Published descriptions of the articular cartilage stem cell paste grafting technique are readily available. The procedure is performed in an outpatient setting under general anesthesia. The surgical steps are summarized here:
- The lesion is cleared of loose or fibrillated cartilage
- The base of the lesion is penetrated with an arthroscopic awl it is entirely morselized
- Tissue for grafting is harvested using a trephine that is impacted into the margin of the articular cartilage and underlying cancellous bone at the medial border of the lateral femoral condyle
- The trephine is removed and the articular cartilage and cancellous bone is morselized in a graft impactor
- The graft paste is re-loaded into the trephine and impacted into the fractured bed of the chondral defect
- The paste graft is held in place for 1 to 2 minutes
Postoperatively, patients are requested to use a continuous passive motion machine for 6 hours a night for 4 weeks.
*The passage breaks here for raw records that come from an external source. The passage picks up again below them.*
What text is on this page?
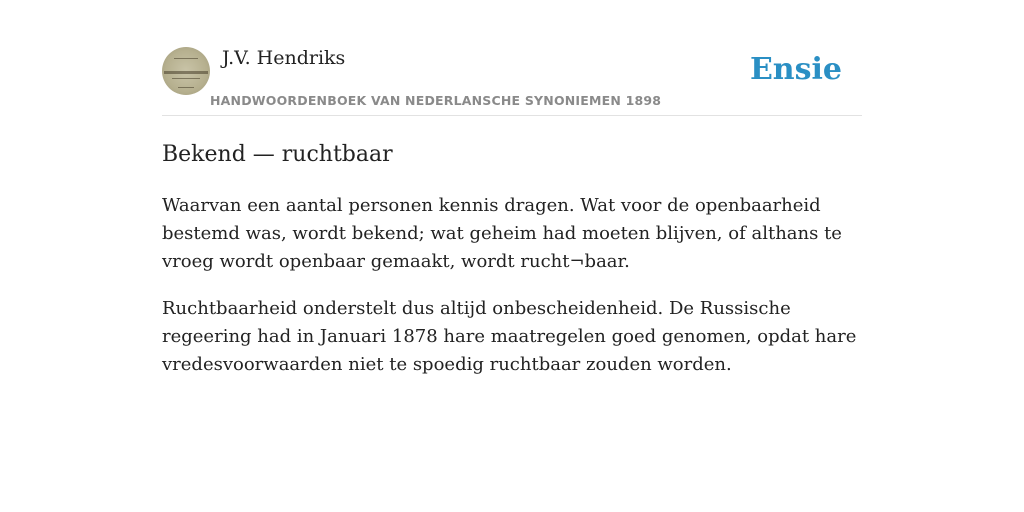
J.V. Hendriks
HANDWOORDENBOEK VAN NEDERLANSCHE SYNONIEMEN 1898
Ensie
Bekend — ruchtbaar

Waarvan een aantal personen kennis dragen. Wat voor de openbaarheid bestemd was, wordt bekend; wat geheim had moeten blijven, of althans te vroeg wordt openbaar gemaakt, wordt rucht¬baar.

Ruchtbaarheid onderstelt dus altijd onbescheidenheid. De Russische regeering had in Januari 1878 hare maatregelen goed genomen, opdat hare vredesvoorwaarden niet te spoedig ruchtbaar zouden worden.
If the defect is in a weight-bearing region, weight-bearing is restricted for 4 weeks. A guided physical therapy program begins on postoperative day 1.

==Results==

In a 2 to 12 year follow-up of 125 patients, pain, functioning, and activity measures improved in 82% of patients. Eighteen of the 125 patients (14.4%) were considered failures. Histologically, 42 of 66 (63.6%) of biopsies showed strong evidence of replacement of their articular surface, and 18 of 66 biopsies (27.3%) showed development of normal looking hyaline cartilage.

==Advantages==

Paste grafting is a relatively simple surgical procedure that can be performed in an outpatient setting. It requires minimal special instrumentation. Unexpected lesions can be treated. No tissue culture or foreign matrices are required. Paste grafting has been an effective salvage procedure for failed microfracture, failed Osteochondral Autograph Transplant Surgery (OATS) or Mosaicplasty procedures, Carticel and TruFit procedures. Compared to the cost of other complex cartilage restoration procedures, the cost of paste grafting is minimal. Disadvantages include limited experience with patella paste grafting and it remains difficult to access the very far posterior lesions.